We all laugh. After the week I've had, a sit-down with my parents is the last thing I need, though I owe it to my mum to spend some time with her. I don't give a fuck about dad. Much as I've been dreading it, this feels nice, the four of us sitting in my parents' stunning apartment, enjoying Mum's excellent cooking and a spectacular bottle of Pauillac from Dad's cellar.

And I suspect what my sister left unsaid is that it's easier when it's just the four of us because no one is observing us, which means we don't need to suffer the excruciation of hearing Dad's bigotry through someone else's ears or sitting in silent fear that a guest will innocently raise a topic that's kindling to Dad's extremist rants.
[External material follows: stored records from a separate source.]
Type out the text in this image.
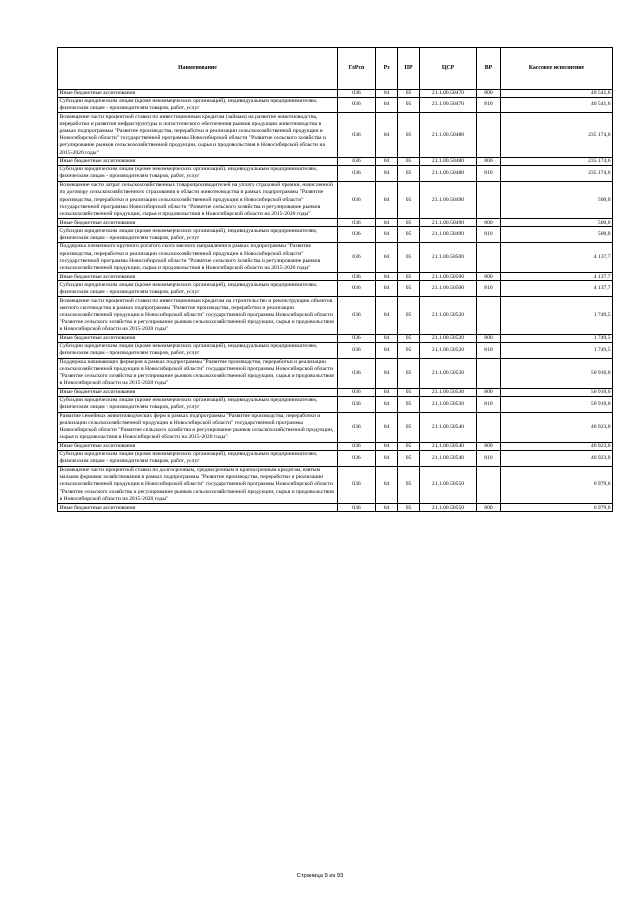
Наименование	ГлРсп	Рз	ПР	ЦСР	ВР	Кассовое исполнение
Иные бюджетные ассигнования	036	04	05	21.1.00.50470	800	40 541,6
Субсидии юридическим лицам (кроме некоммерческих организаций), индивидуальным предпринимателям, физическим лицам - производителям товаров, работ, услуг	036	04	05	21.1.00.50470	810	40 541,6
Возмещение части процентной ставки по инвестиционным кредитам (займам) на развитие животноводства, переработки и развития инфраструктуры и логистического обеспечения рынков продукции животноводства в рамках подпрограммы "Развитие производства, переработки и реализации сельскохозяйственной продукции в Новосибирской области" государственной программы Новосибирской области "Развитие сельского хозяйства и регулирование рынков сельскохозяйственной продукции, сырья и продовольствия в Новосибирской области на 2015-2020 годы"	036	04	05	21.1.00.50480		235 174,6
Иные бюджетные ассигнования	036	04	05	21.1.00.50480	800	235 174,6
Субсидии юридическим лицам (кроме некоммерческих организаций), индивидуальным предпринимателям, физическим лицам - производителям товаров, работ, услуг	036	04	05	21.1.00.50480	810	235 174,6
Возмещение части затрат сельскохозяйственных товаропроизводителей на уплату страховой премии, начисленной по договору сельскохозяйственного страхования в области животноводства в рамках подпрограммы "Развитие производства, переработки и реализации сельскохозяйственной продукции в Новосибирской области" государственной программы Новосибирской области "Развитие сельского хозяйства и регулирование рынков сельскохозяйственной продукции, сырья и продовольствия в Новосибирской области на 2015-2020 годы"	036	04	05	21.1.00.50490		500,0
Иные бюджетные ассигнования	036	04	05	21.1.00.50490	800	500,0
Субсидии юридическим лицам (кроме некоммерческих организаций), индивидуальным предпринимателям, физическим лицам - производителям товаров, работ, услуг	036	04	05	21.1.00.50490	810	500,0
Поддержка племенного крупного рогатого скота мясного направления в рамках подпрограммы "Развитие производства, переработки и реализации сельскохозяйственной продукции в Новосибирской области" государственной программы Новосибирской области "Развитие сельского хозяйства и регулирование рынков сельскохозяйственной продукции, сырья и продовольствия в Новосибирской области на 2015-2020 годы"	036	04	05	21.1.00.50500		4 137,7
Иные бюджетные ассигнования	036	04	05	21.1.00.50500	800	4 137,7
Субсидии юридическим лицам (кроме некоммерческих организаций), индивидуальным предпринимателям, физическим лицам - производителям товаров, работ, услуг	036	04	05	21.1.00.50500	810	4 137,7
Возмещение части процентной ставки по инвестиционным кредитам на строительство и реконструкцию объектов мясного скотоводства в рамках подпрограммы "Развитие производства, переработки и реализации сельскохозяйственной продукции в Новосибирской области" государственной программы Новосибирской области "Развитие сельского хозяйства и регулирование рынков сельскохозяйственной продукции, сырья и продовольствия в Новосибирской области на 2015-2020 годы"	036	04	05	21.1.00.50520		1 749,5
Иные бюджетные ассигнования	036	04	05	21.1.00.50520	800	1 749,5
Субсидии юридическим лицам (кроме некоммерческих организаций), индивидуальным предпринимателям, физическим лицам - производителям товаров, работ, услуг	036	04	05	21.1.00.50520	810	1 749,5
Поддержка начинающих фермеров в рамках подпрограммы "Развитие производства, переработки и реализации сельскохозяйственной продукции в Новосибирской области" государственной программы Новосибирской области "Развитие сельского хозяйства и регулирование рынков сельскохозяйственной продукции, сырья и продовольствия в Новосибирской области на 2015-2020 годы"	036	04	05	21.1.00.50530		50 910,0
Иные бюджетные ассигнования	036	04	05	21.1.00.50530	800	50 910,0
Субсидии юридическим лицам (кроме некоммерческих организаций), индивидуальным предпринимателям, физическим лицам - производителям товаров, работ, услуг	036	04	05	21.1.00.50530	810	50 910,0
Развитие семейных животноводческих ферм в рамках подпрограммы "Развитие производства, переработки и реализации сельскохозяйственной продукции в Новосибирской области" государственной программы Новосибирской области "Развитие сельского хозяйства и регулирование рынков сельскохозяйственной продукции, сырья и продовольствия в Новосибирской области на 2015-2020 годы"	036	04	05	21.1.00.50540		46 923,0
Иные бюджетные ассигнования	036	04	05	21.1.00.50540	800	46 923,0
Субсидии юридическим лицам (кроме некоммерческих организаций), индивидуальным предпринимателям, физическим лицам - производителям товаров, работ, услуг	036	04	05	21.1.00.50540	810	46 923,0
Возмещение части процентной ставки по долгосрочным, среднесрочным и краткосрочным кредитам, взятым малыми формами хозяйствования в рамках подпрограммы "Развитие производства, переработки и реализации сельскохозяйственной продукции в Новосибирской области" государственной программы Новосибирской области "Развитие сельского хозяйства и регулирование рынков сельскохозяйственной продукции, сырья и продовольствия в Новосибирской области на 2015-2020 годы"	036	04	05	21.1.00.50550		6 979,6
Иные бюджетные ассигнования	036	04	05	21.1.00.50550	800	6 979,6
Страница 9 из 93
Examples of things that spark him are varied. The slightest thing can set him off. Charities that fund or condone contraceptive education in the Third World. Anything on the subject of queerness or God forbid, transgender rights. It's a constant fucking minefield, and, in true Catholic style, our family likes to keep our secret shame under wraps.

It's why Mum and Dad still don't know Rafe owns a sex club, for God's sake. It's why they only know about Cerulean, the small hedge fund he runs with Zach, Cal, and some of their mates. Because, honestly, what is there to be gained by telling them?

Sure, in theory Belle should emancipate herself fully. She should be an open book, and then it's Dad's choice whether or not to accept her and her husband and their lifestyle, or to sacrifice his relationship with his daughter and future grandchildren to his beliefs.

But that's easier said than done, and life is far less black and white than we'd like, and I get it. I really do. There is something to be said for meeting in the middle, for keeping the peace, and for guarding those pieces of yourself others haven't earned the right to see. Those pieces of yourself you don't trust others to see and not to judge.

So my sister walks that tightrope, and Rafe walks it with her because he loves her. Belle has chosen to have a relationship with our father on some level. She's stood up for her rights and her morals and she's made it very clear to him that his reaction to her decisions is not her responsibility. But she hasn't pushed her agenda so far as to alienate him for good.

And rather than despair of that, I admire it. This is real life, and real life is messy, and while I ran off to hide in New York, my sister stayed here and stood up to Dad and built a life for herself in the meantime.

I really fucking admire that.

Because, God knows, there are shadowy aspects of my personality that I refuse to entertain myself.

And never, ever would I expose them to my father.